Arguing about immigration along the lines of the original article conveniently glosses over what can only be described as the spiritual impoverishment of a ruling elite who import an all-new working class of low-paid, unrepresented labour to undertake jobs that the ‘indigenous’ working class no longer wish to undertake. It conveniently glosses over the fact that an open borders policy is laughable and entirely unworkable in our collection of tiny nations on this island of limited space and even more limited resources and farming land. It dehumanises people who come to this country in hope of a better standard of living, and reduces us all to merely human doings rather than human beings.
It is our responsibility in this nation going forward to ensure that our immigration laws not only work in our favour in making sensible and practical choices in favour of our nation and our economy, but also for those people who come here to work.

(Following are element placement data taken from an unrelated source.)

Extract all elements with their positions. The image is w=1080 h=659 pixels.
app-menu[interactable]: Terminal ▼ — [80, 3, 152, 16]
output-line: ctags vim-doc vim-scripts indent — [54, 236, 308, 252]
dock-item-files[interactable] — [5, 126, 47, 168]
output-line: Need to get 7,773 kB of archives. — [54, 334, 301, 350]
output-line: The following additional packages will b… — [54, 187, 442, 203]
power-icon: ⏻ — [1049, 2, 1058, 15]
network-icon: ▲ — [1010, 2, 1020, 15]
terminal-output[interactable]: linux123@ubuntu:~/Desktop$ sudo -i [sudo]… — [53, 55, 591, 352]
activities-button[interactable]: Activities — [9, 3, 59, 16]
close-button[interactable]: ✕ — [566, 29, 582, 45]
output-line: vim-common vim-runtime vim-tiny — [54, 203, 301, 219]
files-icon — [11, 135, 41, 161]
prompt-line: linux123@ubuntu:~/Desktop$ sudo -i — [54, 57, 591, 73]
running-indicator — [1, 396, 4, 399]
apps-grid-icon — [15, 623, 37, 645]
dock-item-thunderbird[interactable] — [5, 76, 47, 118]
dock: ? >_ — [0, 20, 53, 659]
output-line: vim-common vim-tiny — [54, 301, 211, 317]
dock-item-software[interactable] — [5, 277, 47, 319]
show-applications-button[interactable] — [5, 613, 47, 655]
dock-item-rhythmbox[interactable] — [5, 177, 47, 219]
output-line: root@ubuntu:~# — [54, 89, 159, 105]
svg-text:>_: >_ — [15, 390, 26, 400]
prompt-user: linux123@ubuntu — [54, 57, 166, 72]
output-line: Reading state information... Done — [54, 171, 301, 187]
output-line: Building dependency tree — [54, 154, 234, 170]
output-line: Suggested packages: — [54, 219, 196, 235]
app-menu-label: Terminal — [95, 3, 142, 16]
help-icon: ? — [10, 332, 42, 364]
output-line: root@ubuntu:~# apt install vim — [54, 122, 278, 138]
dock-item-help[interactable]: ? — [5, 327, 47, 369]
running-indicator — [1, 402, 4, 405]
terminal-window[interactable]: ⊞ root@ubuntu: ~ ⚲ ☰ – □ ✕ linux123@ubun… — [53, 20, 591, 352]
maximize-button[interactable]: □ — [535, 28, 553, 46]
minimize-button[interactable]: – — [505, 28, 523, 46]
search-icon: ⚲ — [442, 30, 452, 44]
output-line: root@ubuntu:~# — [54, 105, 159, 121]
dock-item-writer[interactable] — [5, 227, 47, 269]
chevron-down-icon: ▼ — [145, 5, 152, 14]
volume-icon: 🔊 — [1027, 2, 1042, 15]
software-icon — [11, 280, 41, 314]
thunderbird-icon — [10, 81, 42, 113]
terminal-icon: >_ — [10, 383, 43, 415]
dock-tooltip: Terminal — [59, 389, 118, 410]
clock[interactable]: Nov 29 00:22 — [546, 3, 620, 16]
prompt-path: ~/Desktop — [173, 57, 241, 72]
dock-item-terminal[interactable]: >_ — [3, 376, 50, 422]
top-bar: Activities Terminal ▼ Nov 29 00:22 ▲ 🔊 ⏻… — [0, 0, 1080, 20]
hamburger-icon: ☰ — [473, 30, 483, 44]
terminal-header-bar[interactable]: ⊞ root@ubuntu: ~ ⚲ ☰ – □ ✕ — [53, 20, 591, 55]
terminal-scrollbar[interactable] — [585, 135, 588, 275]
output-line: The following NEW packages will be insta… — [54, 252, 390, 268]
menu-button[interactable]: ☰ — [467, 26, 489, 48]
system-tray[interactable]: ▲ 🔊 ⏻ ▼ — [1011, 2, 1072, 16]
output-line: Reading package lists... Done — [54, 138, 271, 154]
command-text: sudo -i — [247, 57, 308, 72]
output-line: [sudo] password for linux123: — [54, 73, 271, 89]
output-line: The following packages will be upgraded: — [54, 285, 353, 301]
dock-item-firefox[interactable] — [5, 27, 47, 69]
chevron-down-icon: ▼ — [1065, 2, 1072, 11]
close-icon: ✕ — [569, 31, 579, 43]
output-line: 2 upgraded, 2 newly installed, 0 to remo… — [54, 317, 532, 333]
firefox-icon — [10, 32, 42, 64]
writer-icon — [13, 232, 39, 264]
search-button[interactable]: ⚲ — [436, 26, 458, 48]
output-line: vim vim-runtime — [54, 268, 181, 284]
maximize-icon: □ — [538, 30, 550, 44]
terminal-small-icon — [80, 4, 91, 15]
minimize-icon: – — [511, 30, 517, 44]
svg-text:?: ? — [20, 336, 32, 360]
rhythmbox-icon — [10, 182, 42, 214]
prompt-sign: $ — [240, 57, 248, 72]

As ultimately, we should pay equal attention to the spiritual poverty of the system we work within at present as we already do to the supposedly bountiful fiscal benefits of immigration.
For England to be seen as the beacon of freedom it always has been historically, and to restore faith in politicians, our neighbours, our co-workers and colleagues and most importantly, to those who come here in search of work, we must lift ourselves from this fiscal barbarism and design a system of immigration that is fair, logical, respects human rights and encourages growth at a steady and sensible rate.